Can a horse choke? It would seem so. The Queen Mother's Horse was virtually out of sight and cruising to victory 50 metres from home in the 1956 Grand National before inexplicably slipping over, allowing ESB to sneak through. Also Alex Ferguson's favourite choker - the Scot always raises the possibility of a 'Devon Loch' when a side lead Manchester United by 10 or more points.
Back in the days when cycling was a proper sport, Fignon was leading the 1989 Tour de France by 50 seconds going into the final-stage time trial. However, the home favourite gave up 58 seconds - and overall glory - to the American Greg LeMond. It was later claimed that the wind resistance from Fignon's ponytail cost him the win. A bit harsh to call him a choker as he did win Le Tour on two other occasions.
New York Yankees
You might not expect to find the 'winningest' team in Major League Baseball on a list of bottlers, but the Yankees performed perhaps the most celebrated choke in American sports history in 2004. From 3-0 up in their playoff series against arch-rivals the Boston Red Sox, they proceeded to lose four games on the bounce, and the Sox went on to win their first World Series since 1918.
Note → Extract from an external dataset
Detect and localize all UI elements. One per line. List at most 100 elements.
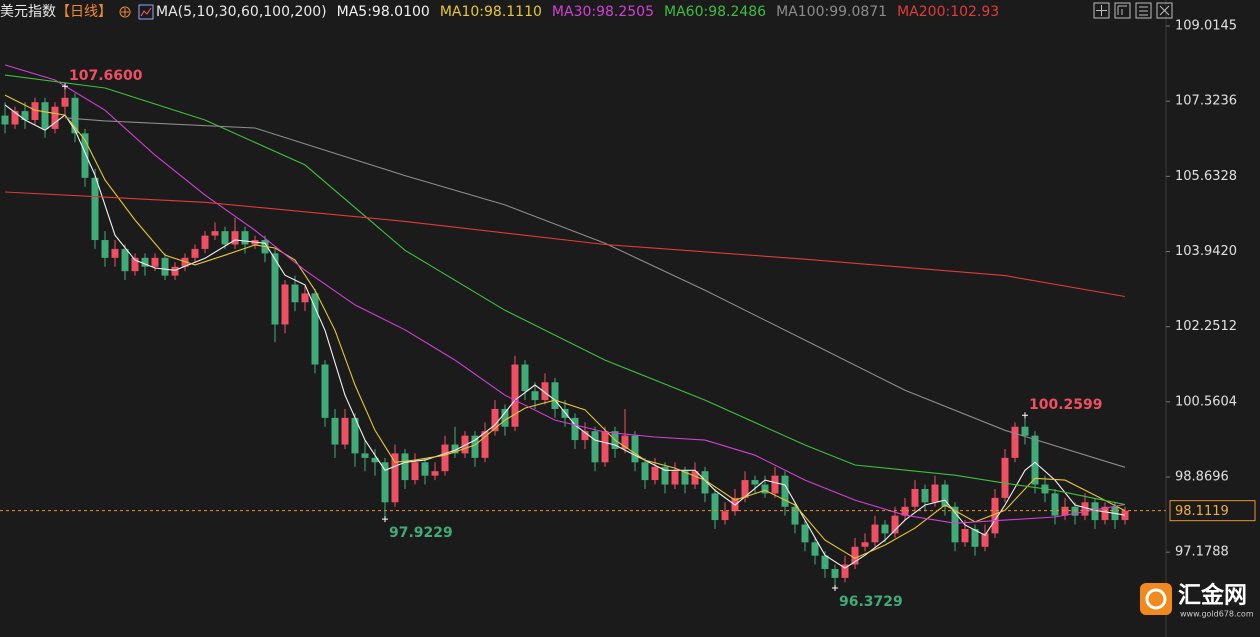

Pressure can make even the simplest task feel like scaling Everest. Fox was stranded at base camp in the 1968 rugby league Challenge Cup final, when he was presented with a conversion in front of the posts to win the game for Wakefield Trinity. He missed, gifting the Cup to Leeds and leaving the astonished TV commentator Eddie Waring to mutter "poor lad". Indeed he was.